An emotional Joe Biden was photographed kneeling to speak to two Holocaust survivors last Wednesday at Yad Vashem.
Now the full details of the conversation, in which the President shared his own experience of personal tragedy, can be revealed by the JC.
Rena Quint, 86, whose entire family was murdered in Poland, and Gita Cycowicz, 95, who miraculously survived Auschwitz-Birkenau, met the president at a special ceremony where he lit a candle in memory of the six million Jews who murdered in the Holocaust.
Rena Quint told the JC: “I was so excited and didn’t expect it at all. I was told Gita and I would sit by ourselves on a chair at the ceremony.
"My granddaughter came with us and was told she couldn’t come in, and also that we were not supposed to shake hands or get up because of Covid. But Biden was smiling and took my hand.
“I told him I was delighted to see him and thanked him for coming to Israel, and I told him that I watched his wife Jill holding hands all the time and that it reminded me of my late husband as he always held hands. He started to laugh. I didn’t talk about politics and he gave me a kiss and a hug.”
Rena was born as Freida “Freidel” Lichtenstein in December 1935 in the city of Piotrkow Tribunalski, Poland. She was just three when the Nazis occupied her hometown. In October 1942, her mother and her two older brothers were murdered at the Treblinka camp.
Rena was deported with her father to a concentration camp, where she pretended to be a boy in order to survive.
When her father was murdered she was finally sent to Bergen Belsen concentration camp.
In the various camps she was interned she was adopted by different women but they all died.
She told the JC: “Biden told Gita and I about the tragic incident that took away his first wife and daughter in a car accident but he said he got back on his feet and fell in love again, remarried and had more children. Life goes on, he said, and that he was so proud of us despite having a hard start.
“Then I said this is such a good time for everyone to get together and forget about war. All we need is for peace.
“Gita spoke to him about antisemitism. There were so many camera flashes going on I couldn’t hear her properly. Biden was extremely cordial and friendly.”
England holds a special place in Rena’s heart because her grandson lives in Edgware.
“He was a Rabbi there and worked at Hasmonean Girls’ school,” she recalled. “He took pupils to Poland. On one trip, he took the pupils to the great synagogue of Piotrkow where he said the prayer for miracles.
"That’s because at the synagogue where the Nazis rounded my mum and siblings up in 1942, when I was only three, I managed to escape to my dad, who was at work at the glass factory. I only survived the war because they dressed me up as a little boy.”
At the end of the war, Rena went to Sweden, where she was adopted by a Holocaust survivor who passed away a few months later.
In 1946, she emigrated to the United States with an adoptive mother, also a Holocaust survivor, who after three months also passed away as a result of her poor physical condition. Rena was then adopted by a Jewish couple who didn’t have children.

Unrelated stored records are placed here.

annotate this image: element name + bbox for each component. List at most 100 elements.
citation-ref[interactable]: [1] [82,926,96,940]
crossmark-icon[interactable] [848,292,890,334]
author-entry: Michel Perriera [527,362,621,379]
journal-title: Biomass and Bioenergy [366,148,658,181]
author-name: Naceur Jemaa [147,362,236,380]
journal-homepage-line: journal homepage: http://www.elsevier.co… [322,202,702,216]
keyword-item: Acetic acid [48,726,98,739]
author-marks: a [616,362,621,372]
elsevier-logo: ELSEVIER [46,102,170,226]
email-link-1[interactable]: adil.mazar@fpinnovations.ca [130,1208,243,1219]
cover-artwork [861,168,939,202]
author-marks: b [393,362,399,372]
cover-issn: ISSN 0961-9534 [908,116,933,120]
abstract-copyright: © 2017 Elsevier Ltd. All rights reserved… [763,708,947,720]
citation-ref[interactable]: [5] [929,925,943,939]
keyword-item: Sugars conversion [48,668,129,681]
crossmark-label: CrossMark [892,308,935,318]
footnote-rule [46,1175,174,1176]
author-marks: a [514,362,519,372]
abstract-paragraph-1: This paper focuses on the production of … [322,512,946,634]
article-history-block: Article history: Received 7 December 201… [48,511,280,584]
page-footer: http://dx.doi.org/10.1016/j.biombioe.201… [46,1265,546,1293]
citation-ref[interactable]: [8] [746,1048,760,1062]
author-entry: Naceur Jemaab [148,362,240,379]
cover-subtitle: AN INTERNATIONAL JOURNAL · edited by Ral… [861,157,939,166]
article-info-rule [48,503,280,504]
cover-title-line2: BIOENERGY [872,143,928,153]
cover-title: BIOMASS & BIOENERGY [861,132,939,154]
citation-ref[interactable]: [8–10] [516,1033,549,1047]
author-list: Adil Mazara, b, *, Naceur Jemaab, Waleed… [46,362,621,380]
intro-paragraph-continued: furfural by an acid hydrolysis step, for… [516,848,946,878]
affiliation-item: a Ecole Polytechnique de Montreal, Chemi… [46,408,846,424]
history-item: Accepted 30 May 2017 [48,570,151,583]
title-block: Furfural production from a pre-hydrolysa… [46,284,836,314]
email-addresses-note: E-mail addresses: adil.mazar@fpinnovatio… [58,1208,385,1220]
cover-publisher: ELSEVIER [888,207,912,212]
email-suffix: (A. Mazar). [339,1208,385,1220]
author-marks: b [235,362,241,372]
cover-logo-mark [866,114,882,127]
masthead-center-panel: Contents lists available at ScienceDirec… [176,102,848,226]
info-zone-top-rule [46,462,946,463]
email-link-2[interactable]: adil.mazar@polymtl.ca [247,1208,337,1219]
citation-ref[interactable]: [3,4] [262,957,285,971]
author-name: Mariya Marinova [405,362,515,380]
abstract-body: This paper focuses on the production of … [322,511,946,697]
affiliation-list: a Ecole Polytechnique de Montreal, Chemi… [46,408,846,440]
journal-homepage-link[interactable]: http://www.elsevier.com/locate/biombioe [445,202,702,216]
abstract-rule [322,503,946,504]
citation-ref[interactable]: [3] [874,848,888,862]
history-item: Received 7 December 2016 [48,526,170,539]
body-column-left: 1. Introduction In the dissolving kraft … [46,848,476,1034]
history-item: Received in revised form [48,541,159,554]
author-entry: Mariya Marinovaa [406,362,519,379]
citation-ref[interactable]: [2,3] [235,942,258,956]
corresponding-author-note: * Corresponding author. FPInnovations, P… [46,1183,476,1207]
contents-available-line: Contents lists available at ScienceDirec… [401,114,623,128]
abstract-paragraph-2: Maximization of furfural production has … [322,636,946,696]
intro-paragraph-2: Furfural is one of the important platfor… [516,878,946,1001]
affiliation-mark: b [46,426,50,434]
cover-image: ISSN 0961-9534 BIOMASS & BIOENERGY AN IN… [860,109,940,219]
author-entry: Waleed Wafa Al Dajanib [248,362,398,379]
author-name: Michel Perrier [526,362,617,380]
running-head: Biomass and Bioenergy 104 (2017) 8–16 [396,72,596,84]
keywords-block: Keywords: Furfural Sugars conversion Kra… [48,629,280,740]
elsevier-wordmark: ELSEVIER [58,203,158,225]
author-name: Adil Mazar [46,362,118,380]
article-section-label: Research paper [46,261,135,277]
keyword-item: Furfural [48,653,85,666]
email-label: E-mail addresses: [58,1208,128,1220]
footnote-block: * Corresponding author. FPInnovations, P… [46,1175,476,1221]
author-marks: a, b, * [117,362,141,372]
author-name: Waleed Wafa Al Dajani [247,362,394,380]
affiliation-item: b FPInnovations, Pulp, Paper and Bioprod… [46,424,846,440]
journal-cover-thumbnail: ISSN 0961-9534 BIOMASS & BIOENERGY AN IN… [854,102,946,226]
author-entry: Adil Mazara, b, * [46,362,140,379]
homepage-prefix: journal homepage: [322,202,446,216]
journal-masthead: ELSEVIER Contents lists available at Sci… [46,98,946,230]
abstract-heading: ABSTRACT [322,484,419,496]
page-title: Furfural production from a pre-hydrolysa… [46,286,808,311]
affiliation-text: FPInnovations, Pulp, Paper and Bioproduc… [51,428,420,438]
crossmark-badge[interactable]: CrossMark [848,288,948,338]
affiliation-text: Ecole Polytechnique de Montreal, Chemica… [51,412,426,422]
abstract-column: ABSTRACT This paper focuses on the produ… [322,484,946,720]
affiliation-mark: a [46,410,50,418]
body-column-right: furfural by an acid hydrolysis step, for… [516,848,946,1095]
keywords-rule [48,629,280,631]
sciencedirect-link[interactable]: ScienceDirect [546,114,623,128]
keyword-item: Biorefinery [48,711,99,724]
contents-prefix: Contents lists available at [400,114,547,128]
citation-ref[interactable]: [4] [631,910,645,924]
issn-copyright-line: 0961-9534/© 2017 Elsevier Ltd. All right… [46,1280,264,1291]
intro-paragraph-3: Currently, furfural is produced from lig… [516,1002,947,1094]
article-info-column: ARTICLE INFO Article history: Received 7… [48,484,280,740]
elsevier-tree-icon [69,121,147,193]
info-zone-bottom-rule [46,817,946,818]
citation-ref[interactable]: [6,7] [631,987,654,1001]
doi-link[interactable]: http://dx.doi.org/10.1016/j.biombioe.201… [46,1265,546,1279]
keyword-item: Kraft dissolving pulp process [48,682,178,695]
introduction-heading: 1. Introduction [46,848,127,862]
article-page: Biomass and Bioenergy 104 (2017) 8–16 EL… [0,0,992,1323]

Rena earned her bachelor’s and master’s degrees in education and worked as a teacher in schools and as a lecturer at Adelphi University in New York and at the Hebrew University in Jerusalem.

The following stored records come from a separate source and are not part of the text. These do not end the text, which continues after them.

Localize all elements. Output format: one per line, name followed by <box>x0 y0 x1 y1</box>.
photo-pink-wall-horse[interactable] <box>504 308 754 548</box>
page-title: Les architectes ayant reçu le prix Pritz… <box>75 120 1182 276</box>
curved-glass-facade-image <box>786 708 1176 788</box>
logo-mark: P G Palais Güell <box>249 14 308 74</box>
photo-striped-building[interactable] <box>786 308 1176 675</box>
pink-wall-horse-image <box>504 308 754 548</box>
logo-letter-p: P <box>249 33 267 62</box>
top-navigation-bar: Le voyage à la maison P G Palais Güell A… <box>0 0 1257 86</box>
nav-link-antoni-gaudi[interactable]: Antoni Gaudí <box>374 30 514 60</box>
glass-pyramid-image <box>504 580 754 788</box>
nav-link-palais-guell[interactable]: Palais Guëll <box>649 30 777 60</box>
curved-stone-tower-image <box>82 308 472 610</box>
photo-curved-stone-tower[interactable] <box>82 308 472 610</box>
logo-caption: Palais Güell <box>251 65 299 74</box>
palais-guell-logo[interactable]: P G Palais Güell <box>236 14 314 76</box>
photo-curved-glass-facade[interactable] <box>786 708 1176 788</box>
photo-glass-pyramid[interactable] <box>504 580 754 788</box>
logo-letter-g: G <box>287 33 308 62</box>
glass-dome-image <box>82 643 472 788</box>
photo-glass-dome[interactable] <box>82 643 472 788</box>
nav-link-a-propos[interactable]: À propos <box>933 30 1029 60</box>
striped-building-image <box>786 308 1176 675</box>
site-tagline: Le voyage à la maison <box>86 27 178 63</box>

Rena and her husband emigrated to Israel in 1984 with their four children. She has volunteered for more than 30 years at Yad Vashem, where she educates groups.

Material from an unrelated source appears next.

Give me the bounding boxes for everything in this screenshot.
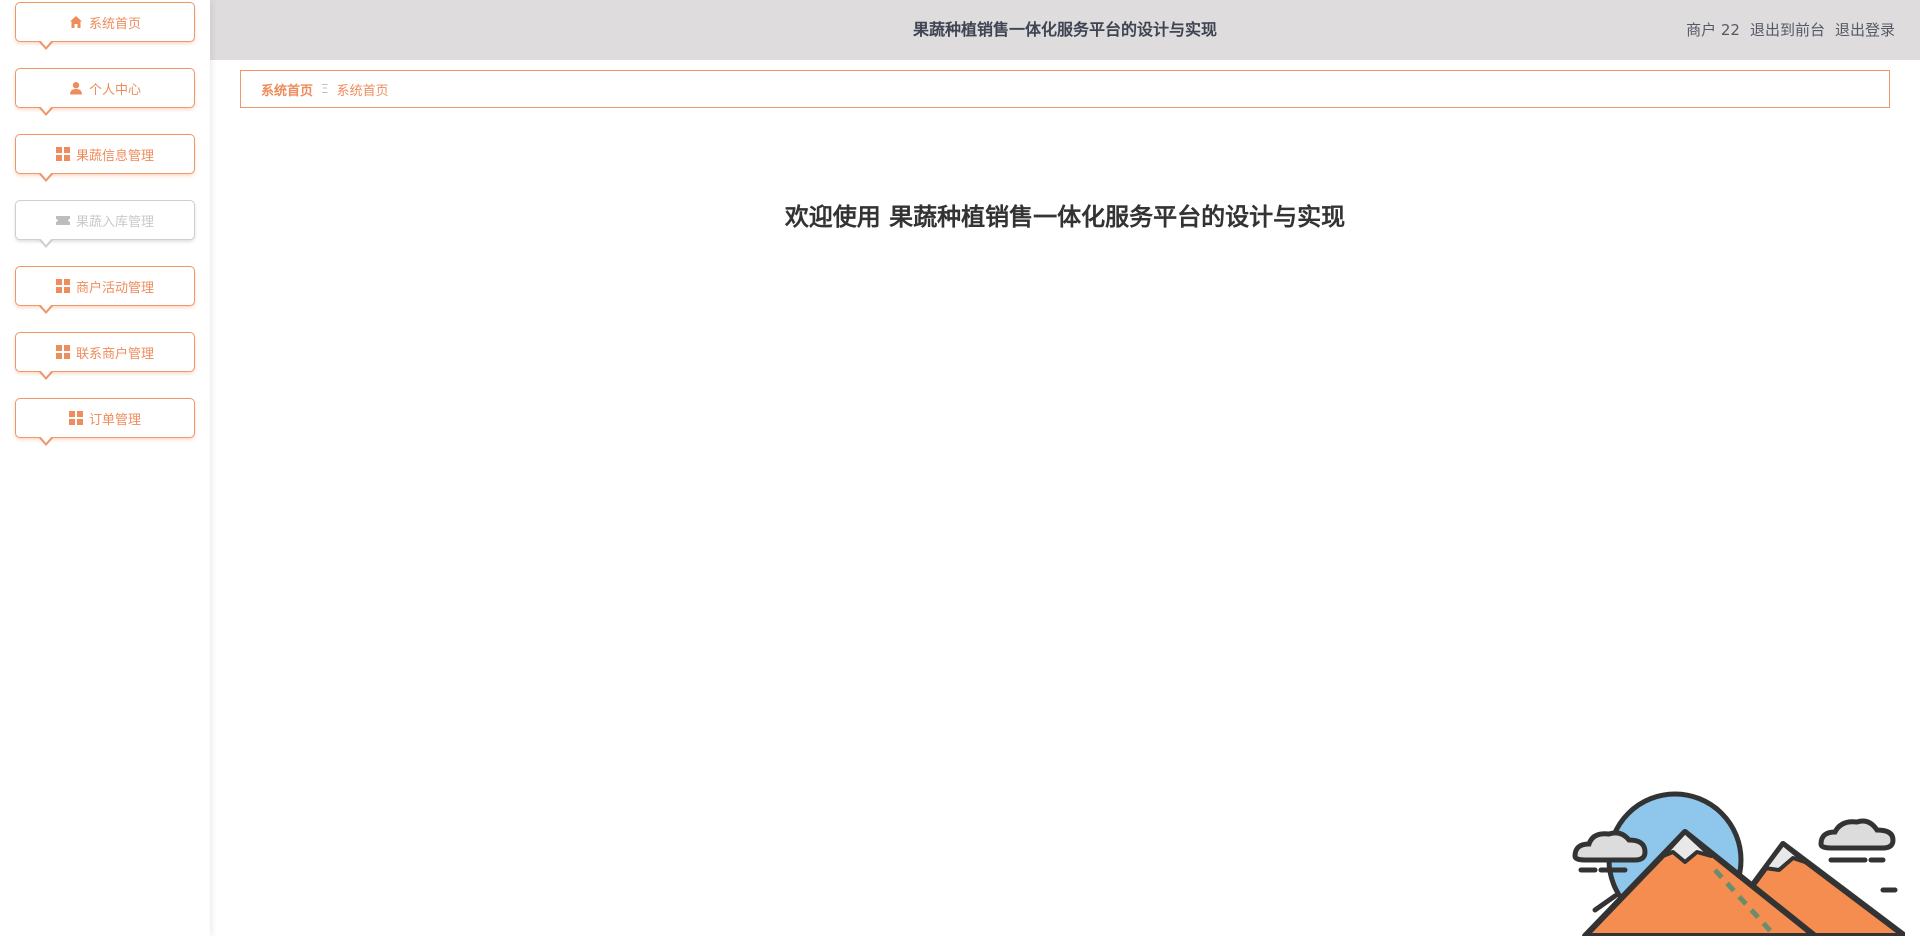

“Antisemitism is what started in 1933 with Hitler, with terrible accusations by him and his followers during Kristallnacht. In 1936 the Jews were targeted and who lost?
“All those people that needed doctors and lawyers and other professionals. The world lost out.”
“Now we have Israel. It’s the light unto nations and many people look to us around the world as we are booming with technology and medicine. If they only stopped their hatred then we could all work together.”
“Antisemitism is bad for the Jews but also bad for the rest of the world.
“I am so grateful to be here in Israel. I feel safe and protected.”